None of us could take a full breath, not only because of the stench in the air but because we were in shock.
I looked at the king, waiting for that familiar smile to break out, the expression of a hawk circling a mouse, but he could only clench his jaw and stare like the rest of us.
“Pharaoh!” Aaron thundered from the riverbank behind us. We turned to face him. “I am warning you. Do not put Yahweh to the test!”
Thutmose seemed to gather himself at this and whirled about on his priests, who were standing on the riverbank, looking every bit as confused and terrified as we were.
“What is this?” he called to them.
The magician priest Nembit knelt by the bank of the lagoon and dipped his fingers into the blood. He smelled them and examined them closely. “It is blood, great king.”
Pharaoh punched the surface of the lagoon in his anger. “I know that, you old fool!” He stumbled out of the lagoon to the bank, and I followed him. “Make it stop!”
“Great Egypt, we will consult the gods,” Nembit said, motioning the others to bow low with him and back away.

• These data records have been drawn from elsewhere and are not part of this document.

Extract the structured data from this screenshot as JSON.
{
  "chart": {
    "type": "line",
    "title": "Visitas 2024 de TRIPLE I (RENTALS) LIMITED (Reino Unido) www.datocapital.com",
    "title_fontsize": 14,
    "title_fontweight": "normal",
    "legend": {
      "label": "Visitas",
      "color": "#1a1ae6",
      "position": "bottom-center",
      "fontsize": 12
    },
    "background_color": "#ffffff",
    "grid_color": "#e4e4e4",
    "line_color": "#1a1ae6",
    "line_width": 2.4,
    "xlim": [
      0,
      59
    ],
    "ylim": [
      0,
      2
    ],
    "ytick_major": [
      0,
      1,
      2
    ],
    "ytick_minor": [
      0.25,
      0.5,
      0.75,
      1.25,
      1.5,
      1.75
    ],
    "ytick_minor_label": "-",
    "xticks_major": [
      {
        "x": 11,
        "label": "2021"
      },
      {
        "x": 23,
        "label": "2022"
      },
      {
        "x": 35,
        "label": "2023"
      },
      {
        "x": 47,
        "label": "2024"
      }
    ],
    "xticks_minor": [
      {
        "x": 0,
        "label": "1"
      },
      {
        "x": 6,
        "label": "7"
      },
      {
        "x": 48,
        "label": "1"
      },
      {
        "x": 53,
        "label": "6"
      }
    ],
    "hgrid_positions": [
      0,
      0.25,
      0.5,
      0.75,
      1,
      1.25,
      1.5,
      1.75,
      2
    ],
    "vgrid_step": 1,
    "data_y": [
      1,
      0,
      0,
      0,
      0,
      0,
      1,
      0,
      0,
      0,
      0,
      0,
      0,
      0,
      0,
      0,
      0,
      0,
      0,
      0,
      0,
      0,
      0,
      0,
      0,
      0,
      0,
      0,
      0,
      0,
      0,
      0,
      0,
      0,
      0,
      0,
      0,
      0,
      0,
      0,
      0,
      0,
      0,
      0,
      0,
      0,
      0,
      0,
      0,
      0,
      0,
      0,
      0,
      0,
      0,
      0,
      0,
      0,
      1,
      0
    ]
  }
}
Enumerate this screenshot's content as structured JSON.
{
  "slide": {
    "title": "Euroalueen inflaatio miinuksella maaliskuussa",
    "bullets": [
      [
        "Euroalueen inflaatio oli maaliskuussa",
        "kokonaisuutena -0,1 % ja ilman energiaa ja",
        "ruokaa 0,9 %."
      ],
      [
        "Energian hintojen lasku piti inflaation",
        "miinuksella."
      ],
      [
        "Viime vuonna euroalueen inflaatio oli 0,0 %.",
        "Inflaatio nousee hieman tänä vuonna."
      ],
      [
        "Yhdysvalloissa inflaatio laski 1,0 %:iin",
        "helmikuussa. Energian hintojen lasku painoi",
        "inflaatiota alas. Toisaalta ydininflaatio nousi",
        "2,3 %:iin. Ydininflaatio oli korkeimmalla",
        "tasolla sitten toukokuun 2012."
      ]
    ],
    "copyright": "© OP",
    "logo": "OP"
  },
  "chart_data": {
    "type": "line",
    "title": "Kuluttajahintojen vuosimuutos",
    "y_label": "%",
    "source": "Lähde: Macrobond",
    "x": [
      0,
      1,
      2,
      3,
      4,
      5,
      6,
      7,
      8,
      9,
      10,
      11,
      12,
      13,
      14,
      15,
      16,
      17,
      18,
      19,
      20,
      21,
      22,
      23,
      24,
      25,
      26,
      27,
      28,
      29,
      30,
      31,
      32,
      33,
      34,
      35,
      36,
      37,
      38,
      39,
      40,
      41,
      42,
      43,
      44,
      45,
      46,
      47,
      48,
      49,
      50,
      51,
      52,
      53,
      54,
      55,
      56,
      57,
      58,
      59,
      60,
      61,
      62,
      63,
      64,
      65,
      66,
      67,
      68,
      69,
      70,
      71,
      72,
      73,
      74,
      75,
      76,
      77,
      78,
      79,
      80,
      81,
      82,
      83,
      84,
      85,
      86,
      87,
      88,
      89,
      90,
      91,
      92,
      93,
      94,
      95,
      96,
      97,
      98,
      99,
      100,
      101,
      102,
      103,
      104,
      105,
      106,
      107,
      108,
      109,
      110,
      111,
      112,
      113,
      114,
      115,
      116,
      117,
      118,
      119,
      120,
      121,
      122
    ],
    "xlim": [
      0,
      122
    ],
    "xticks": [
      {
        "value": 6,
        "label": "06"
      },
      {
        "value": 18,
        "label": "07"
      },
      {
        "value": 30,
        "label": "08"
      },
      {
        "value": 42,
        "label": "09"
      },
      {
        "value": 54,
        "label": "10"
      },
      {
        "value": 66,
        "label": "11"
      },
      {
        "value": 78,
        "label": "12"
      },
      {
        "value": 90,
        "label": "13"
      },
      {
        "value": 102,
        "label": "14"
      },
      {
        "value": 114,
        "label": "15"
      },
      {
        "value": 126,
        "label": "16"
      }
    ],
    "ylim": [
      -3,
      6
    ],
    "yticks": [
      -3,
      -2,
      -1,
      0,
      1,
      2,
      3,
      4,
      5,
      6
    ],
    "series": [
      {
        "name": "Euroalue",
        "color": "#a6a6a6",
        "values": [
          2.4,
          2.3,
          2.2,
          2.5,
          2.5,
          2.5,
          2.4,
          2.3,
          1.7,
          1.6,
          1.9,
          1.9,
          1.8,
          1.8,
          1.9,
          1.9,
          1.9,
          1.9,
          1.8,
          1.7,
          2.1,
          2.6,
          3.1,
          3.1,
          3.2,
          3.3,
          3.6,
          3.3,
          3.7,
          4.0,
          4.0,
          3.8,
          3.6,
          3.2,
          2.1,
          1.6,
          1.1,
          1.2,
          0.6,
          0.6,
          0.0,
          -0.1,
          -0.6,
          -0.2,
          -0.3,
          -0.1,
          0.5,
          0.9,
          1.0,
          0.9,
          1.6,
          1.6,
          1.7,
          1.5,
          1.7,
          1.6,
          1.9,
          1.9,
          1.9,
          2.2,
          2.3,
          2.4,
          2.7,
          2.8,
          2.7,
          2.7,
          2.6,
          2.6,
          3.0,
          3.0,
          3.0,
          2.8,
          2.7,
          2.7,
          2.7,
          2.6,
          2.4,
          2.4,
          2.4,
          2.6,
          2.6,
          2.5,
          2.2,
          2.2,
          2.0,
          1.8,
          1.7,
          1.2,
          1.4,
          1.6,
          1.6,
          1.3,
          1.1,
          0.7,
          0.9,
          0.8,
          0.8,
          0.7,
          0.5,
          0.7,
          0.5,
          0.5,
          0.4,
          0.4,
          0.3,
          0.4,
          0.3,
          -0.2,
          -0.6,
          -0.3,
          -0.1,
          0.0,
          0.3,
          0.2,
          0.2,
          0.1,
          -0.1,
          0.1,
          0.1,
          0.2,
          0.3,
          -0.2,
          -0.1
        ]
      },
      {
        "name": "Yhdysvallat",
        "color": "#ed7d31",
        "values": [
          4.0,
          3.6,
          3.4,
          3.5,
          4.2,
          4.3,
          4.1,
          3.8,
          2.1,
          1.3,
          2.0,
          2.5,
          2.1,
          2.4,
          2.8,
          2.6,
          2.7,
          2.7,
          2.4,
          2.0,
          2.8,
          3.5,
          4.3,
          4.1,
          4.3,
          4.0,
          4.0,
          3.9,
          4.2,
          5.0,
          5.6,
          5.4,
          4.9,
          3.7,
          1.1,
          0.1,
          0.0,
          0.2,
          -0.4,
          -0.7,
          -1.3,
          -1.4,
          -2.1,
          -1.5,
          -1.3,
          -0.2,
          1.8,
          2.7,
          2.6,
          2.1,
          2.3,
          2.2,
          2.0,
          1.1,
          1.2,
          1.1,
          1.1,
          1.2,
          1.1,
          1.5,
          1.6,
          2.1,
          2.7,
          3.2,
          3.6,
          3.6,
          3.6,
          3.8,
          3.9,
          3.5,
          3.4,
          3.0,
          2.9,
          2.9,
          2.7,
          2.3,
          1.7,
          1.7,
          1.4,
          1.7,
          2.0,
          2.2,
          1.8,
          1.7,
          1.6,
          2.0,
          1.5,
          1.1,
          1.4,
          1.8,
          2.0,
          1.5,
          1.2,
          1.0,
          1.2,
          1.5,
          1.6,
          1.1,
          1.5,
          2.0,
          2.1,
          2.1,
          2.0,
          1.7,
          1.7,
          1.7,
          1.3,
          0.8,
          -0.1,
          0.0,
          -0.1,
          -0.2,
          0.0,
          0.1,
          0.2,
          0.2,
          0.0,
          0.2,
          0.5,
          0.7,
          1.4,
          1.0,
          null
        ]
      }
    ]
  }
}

As they turned to leave, I saw his eyes darting to each of them as if searching for answers.
The king raised his arms to the courtiers, who had come to watch his combat demonstration, which now seemed pitiful.
“Return to your homes,” he said, finally regaining some of his royal decorum. “I will go and sacrifice before the gods myself and restore the river.”
Everyone was so shocked by what had happened that it took them a moment to respond, but eventually they filed out of the lagoon, and it was only the king, myself, a few guards and slaves, and the two Hebrews left standing there.
The king walked up to them and appeared genuinely terrified, dripping from head to toe with blood. His kohl eyeliner was running down his face. He moved in close to Moses and stared hard into his eyes.